While the trading in bunker fuels ended the week on a positive note amid limited gains on Friday, the pressure on crude oil prices over the past five sessions contributed to weekly losses in most locations. The VLSFO declined by 2.0 per cent over the week in Singapore and 0.8 per cent in Rotterdam but ended the week unchanged in Houston. The MGO recorded weekly drops of 2.6 and 2,8 per cent in Singapore and Houston while retreating by 1.8 per cent in Rotterdam.
The View from the Shipfix Desk
Global cargo order volumes for the supramaxes and ultramaxes have been under pressure during the past few months. Demand has faced headwinds across all of the major basins. Still, the situation in the Atlantic has stabilised recently, and the month-on-month decline in June was smaller than in the Indian Ocean and the Pacific. Still, the downward trend for demand over the past months appears to have come to an end. As highlighted in “The Fix” last Wednesday, weekly cargo order volumes have been showing tentative signs of a recovery since the middle of June.
In the Atlantic basin, the aggregate cargo order volume for the month to date has reached 31 million tonnes, putting it on track to surpass the total for June. Such a development would match last year's pattern when July was the start of a significant recovery for demand that accelerated until November.

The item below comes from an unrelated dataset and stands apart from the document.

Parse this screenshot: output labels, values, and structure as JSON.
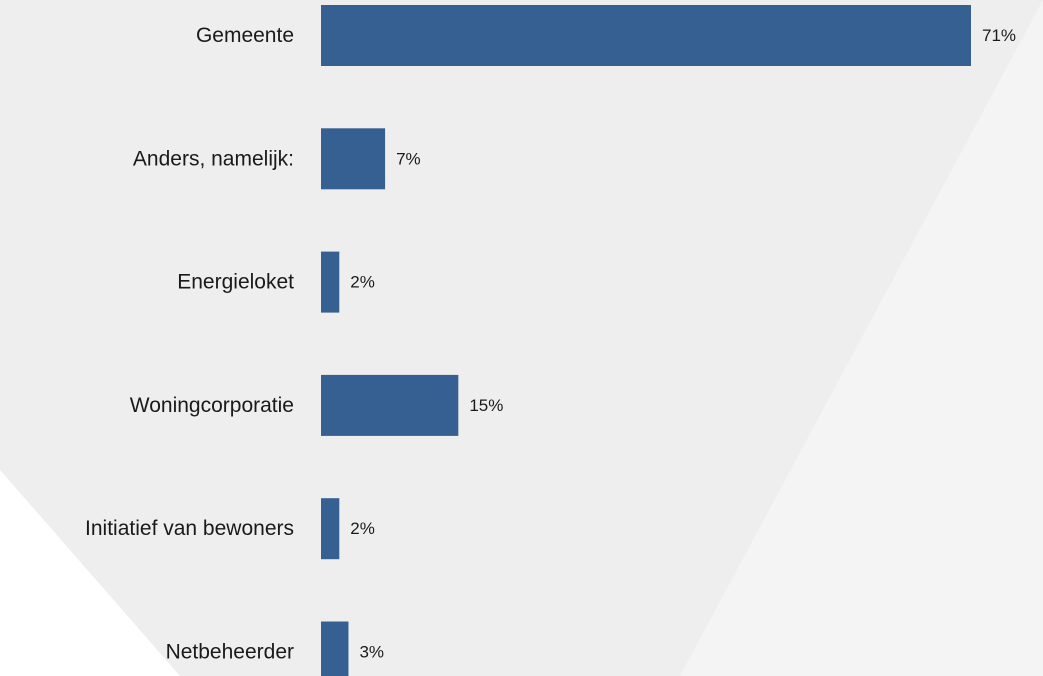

A contributing factor to the upward trend for cargo order volumes in the Atlantic basin during last year’s second half was robust demand for seaborne transportation of agricultural commodities from ports in the US Gulf. While it is still early days for ordering activities related to the US harvest season, the current levels and recent developments suggest that a repeat of last year’s pattern is highly probable.
An increase in tonnage supply in the US Gulf is likely to offset the recent rise in demand and negate positive effects on freight rates in the short term. However, a recent decline in market lead times for cargoes loading on supramaxes in the US Gulf suggests that demand is shifting towards more immediate deliveries of vessels. Hence, the trade in agricultural commodities from the southern US ports may support higher freight rates in the not-too-distant future.